Symantec to take $1B less for Veritas as part of focus on core security business
Security firm Symantec will get $1 billion less from The Carlyle Group for its data backup and storage unit Veritas, the company admitted on Tuesday.
In August, Symantec said it had agreed to sell Veritas for $8 billion to Carlyle as part of its effort to focus on its core security business. But on Tuesday, the firm announced that it would receive $7.4 billion for Veritas, and that drops to a net consideration of $7 billion after adjustment is made to the amount of offshore cash remaining in Veritas. Symantec paid $13.5 billion for it in 2005.
Symantec said it would receive $6.6 billion in cash and a $400 million equity interest in Veritas. This would only amount to $5.3 billion in after-tax cash proceeds and equity interest in Veritas compared to $6.3 billion in after-tax proceeds under the original deal.
The two firms renegotiated the deal based on "uncertainties" regarding the transaction. "In a difficult environment, we can move forward with a high degree of certainty around closing a transaction that represents attractive value for shareholders. In addition, this transaction will allow Symantec to further focus and accelerate its strategy as the world's leading cybersecurity company," said Michael Brown, Symantec president and CEO.

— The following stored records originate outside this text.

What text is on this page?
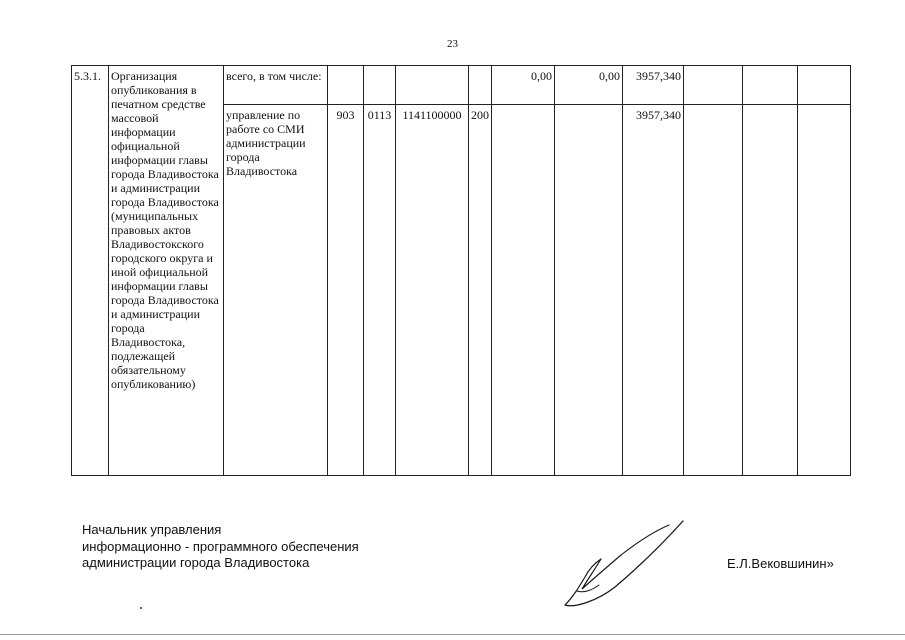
23
5.3.1.	Организация опубликования в печатном средстве массовой информации официальной информации главы города Владивостока и администрации города Владивостока (муниципальных правовых актов Владивостокского городского округа и иной официальной информации главы города Владивостока и администрации города Владивостока, подлежащей обязательному опубликованию)	всего, в том числе:					0,00	0,00	3957,340			
		управление по работе со СМИ администрации города Владивостока	903	0113	1141100000	200			3957,340			
Начальник управления
информационно - программного обеспечения
администрации города Владивостока	Е.Л.Вековшинин»
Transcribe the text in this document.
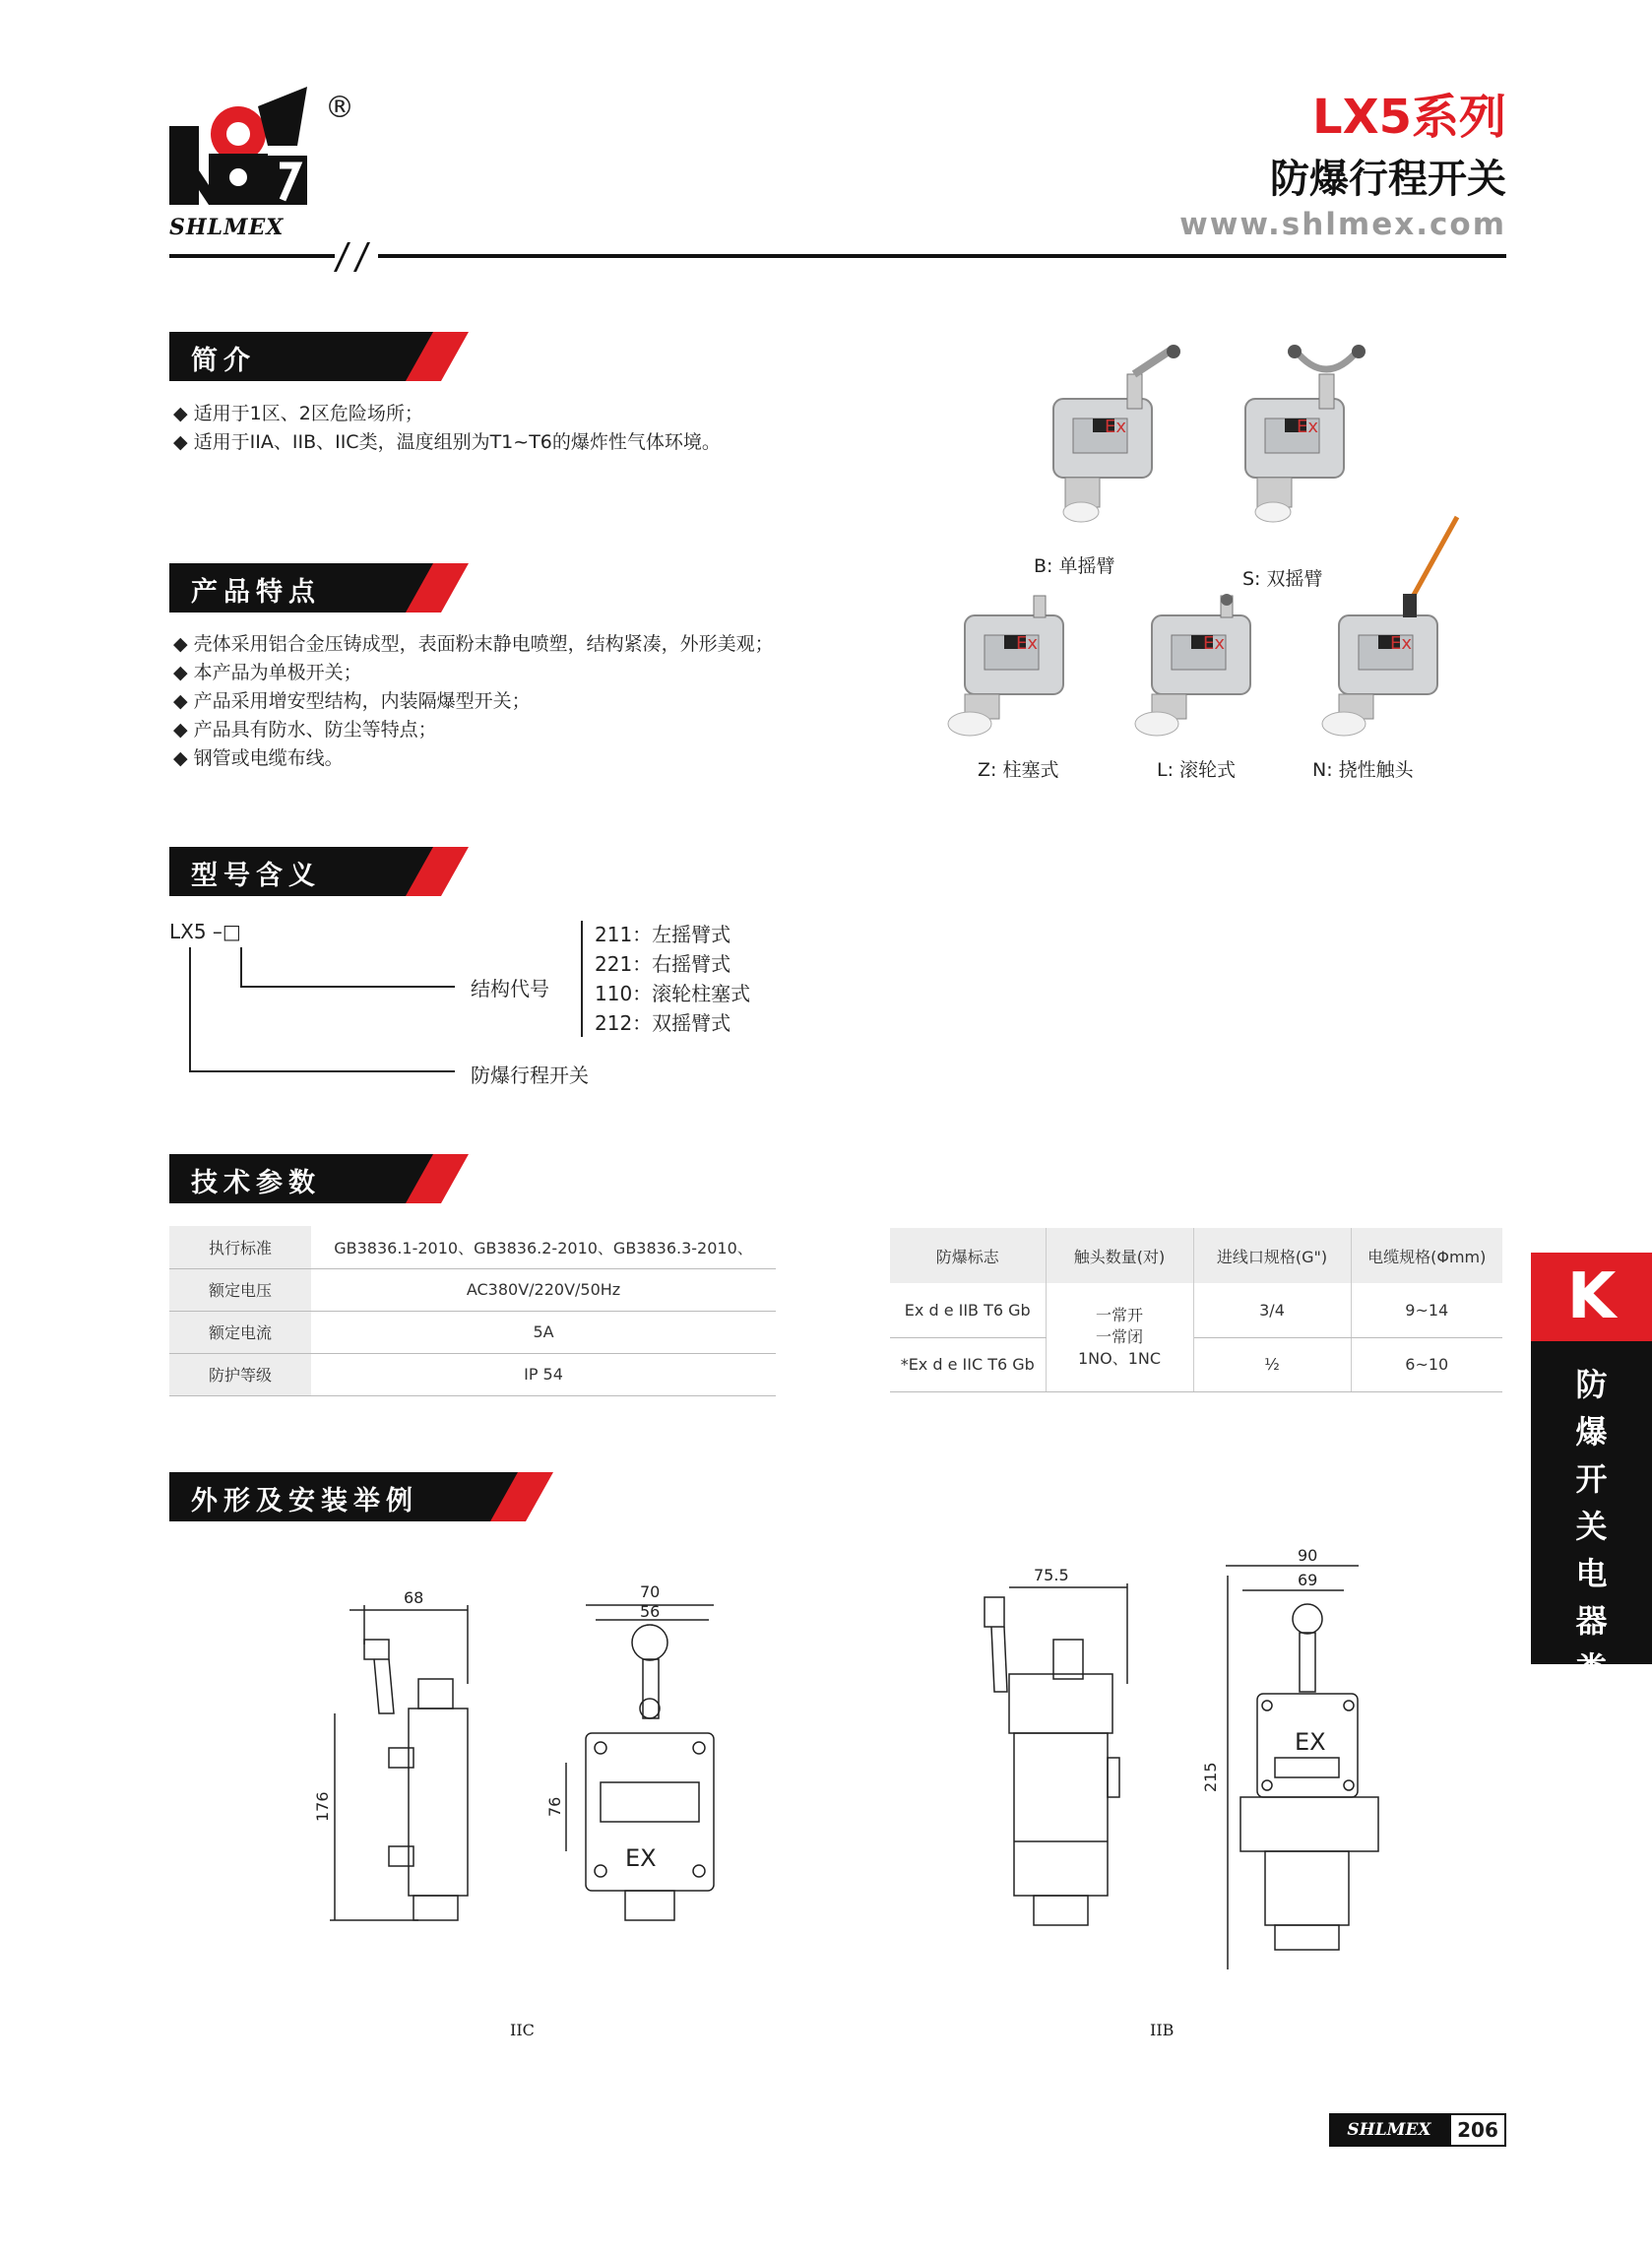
®
SHLMEX
LX5系列
防爆行程开关
www.shlmex.com
简介
◆ 适用于1区、2区危险场所；
◆ 适用于IIA、IIB、IIC类，温度组别为T1~T6的爆炸性气体环境。
产品特点
◆ 壳体采用铝合金压铸成型，表面粉末静电喷塑，结构紧凑，外形美观；
◆ 本产品为单极开关；
◆ 产品采用增安型结构，内装隔爆型开关；
◆ 产品具有防水、防尘等特点；
◆ 钢管或电缆布线。
Ex
B: 单摇臂
Ex
S: 双摇臂
Ex
Z: 柱塞式
Ex
L: 滚轮式
Ex
N: 挠性触头
型号含义
LX5 –□
结构代号
防爆行程开关
211：左摇臂式
221：右摇臂式
110：滚轮柱塞式
212：双摇臂式
技术参数
执行标准	GB3836.1-2010、GB3836.2-2010、GB3836.3-2010、
额定电压	AC380V/220V/50Hz
额定电流	5A
防护等级	IP 54
防爆标志	触头数量(对)	进线口规格(G")	电缆规格(Φmm)
Ex d e IIB T6 Gb	一常开
一常闭
1NO、1NC	3/4	9~14
*Ex d e IIC T6 Gb		½	6~10
K
防
爆
开
关
电
器
类
外形及安装举例
68	70
56
176	76
EX
IIC
75.5
90
69
215
EX
IIB
SHLMEX	206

According to Reuters, the deal was renegotiated after banks struggled to syndicate a $5.6 billion debt package because of volatility in the leveraged finance market. In addition, Veritas' performance declined after Symantec signed the original deal with Carlyle, which gave Carlyle more leverage to renegotiate the deal, according to people familiar with the matter who talked to the newswire. The deal is expected to close on Jan. 29.